The first involved 11 men who said they were Iranian and an Iraqi who were brought to Dover for medical care and interviews.

The second involved a small boat with 15 Iraqi men, women and children on board. The third involved nine men and one woman from Iran.

British officials are warning migrants of the dangers involved in trying to cross the English Channel via small boat to discourage more from trying to make the hazardous trip.


5:30 p.m.

Austria's leader is demanding that his junior coalition partner distances itself from a poem that compared migrants with rats.

Conservative Chancellor Sebastian Kurz told the Austria Press Agency that the Freedom Party's branch in Upper Austria province should "immediately and unambiguously" distance itself from the poem that appeared in a party publication in Braunau.

Kurz said "the choice of words is abhorrent, inhuman and deeply racist, and has no place in Upper Austria or the whole country."

The poem, which was titled "The Town Rat" and warned against mixing cultures, also drew strong criticism from the center-left opposition.

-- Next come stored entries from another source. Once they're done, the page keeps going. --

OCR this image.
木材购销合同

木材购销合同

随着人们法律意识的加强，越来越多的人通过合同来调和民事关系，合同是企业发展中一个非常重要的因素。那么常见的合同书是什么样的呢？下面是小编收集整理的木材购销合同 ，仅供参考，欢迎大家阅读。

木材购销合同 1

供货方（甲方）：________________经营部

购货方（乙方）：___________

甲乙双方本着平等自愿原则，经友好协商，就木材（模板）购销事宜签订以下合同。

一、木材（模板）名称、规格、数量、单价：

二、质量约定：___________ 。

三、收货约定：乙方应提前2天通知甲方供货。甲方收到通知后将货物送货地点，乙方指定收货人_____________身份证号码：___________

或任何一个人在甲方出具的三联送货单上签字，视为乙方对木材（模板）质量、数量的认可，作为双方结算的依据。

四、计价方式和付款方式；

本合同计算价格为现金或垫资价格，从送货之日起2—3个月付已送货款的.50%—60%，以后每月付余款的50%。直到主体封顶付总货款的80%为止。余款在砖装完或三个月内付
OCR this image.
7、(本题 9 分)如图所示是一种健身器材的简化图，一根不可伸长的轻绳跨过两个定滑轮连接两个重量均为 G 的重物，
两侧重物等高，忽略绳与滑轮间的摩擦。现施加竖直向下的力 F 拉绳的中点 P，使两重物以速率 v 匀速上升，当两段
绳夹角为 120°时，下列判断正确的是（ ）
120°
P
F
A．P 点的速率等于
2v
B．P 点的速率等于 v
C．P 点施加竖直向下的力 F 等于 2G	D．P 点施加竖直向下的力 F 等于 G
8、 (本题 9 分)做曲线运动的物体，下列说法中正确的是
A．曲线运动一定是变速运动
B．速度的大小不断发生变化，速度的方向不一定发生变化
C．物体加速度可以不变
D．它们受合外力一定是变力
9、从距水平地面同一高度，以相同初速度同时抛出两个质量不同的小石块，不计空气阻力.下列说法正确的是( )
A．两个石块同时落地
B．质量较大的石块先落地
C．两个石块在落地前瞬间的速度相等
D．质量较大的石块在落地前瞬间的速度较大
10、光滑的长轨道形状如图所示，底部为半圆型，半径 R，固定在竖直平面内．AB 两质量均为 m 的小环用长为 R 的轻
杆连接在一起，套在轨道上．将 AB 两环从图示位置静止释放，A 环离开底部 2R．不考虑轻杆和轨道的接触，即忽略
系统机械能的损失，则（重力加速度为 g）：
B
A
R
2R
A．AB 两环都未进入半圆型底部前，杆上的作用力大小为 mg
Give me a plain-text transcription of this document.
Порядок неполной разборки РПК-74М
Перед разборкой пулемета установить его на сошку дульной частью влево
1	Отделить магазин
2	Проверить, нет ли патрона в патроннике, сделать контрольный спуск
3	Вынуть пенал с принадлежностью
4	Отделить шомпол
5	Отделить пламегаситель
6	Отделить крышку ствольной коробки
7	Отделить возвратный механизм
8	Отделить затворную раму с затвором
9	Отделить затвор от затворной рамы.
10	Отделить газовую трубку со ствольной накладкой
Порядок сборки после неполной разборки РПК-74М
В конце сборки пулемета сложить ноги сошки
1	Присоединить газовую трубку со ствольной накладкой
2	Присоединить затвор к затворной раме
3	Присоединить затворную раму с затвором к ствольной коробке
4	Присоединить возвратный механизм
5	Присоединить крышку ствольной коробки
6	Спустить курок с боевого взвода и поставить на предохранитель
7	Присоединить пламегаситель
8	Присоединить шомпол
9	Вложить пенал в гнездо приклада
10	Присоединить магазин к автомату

Kurz struck a coalition deal with the Freedom Party and became chancellor in late 2017.


3:20 p.m.

Greek authorities say dozens of asylum-seekers have turned up at the home address of European border agency employees helping police the border with Turkey.

Police say 61 men, women and children who had just crossed illegally from Turkey headed straight for the rented flats of German and Dutch employees of the Frontex agency in the town of Orestiada before dawn Monday, and started ringing doorbells.

The migrants said they were from Syria and Iraq and wanted to register for asylum. Greek police were called to handle the process.

Police said it was unclear how the migrants found the Frontex employees' home address, and why they didn't go directly to a police station. Syrian and Iraqi refugees have little trouble securing asylum in Greece.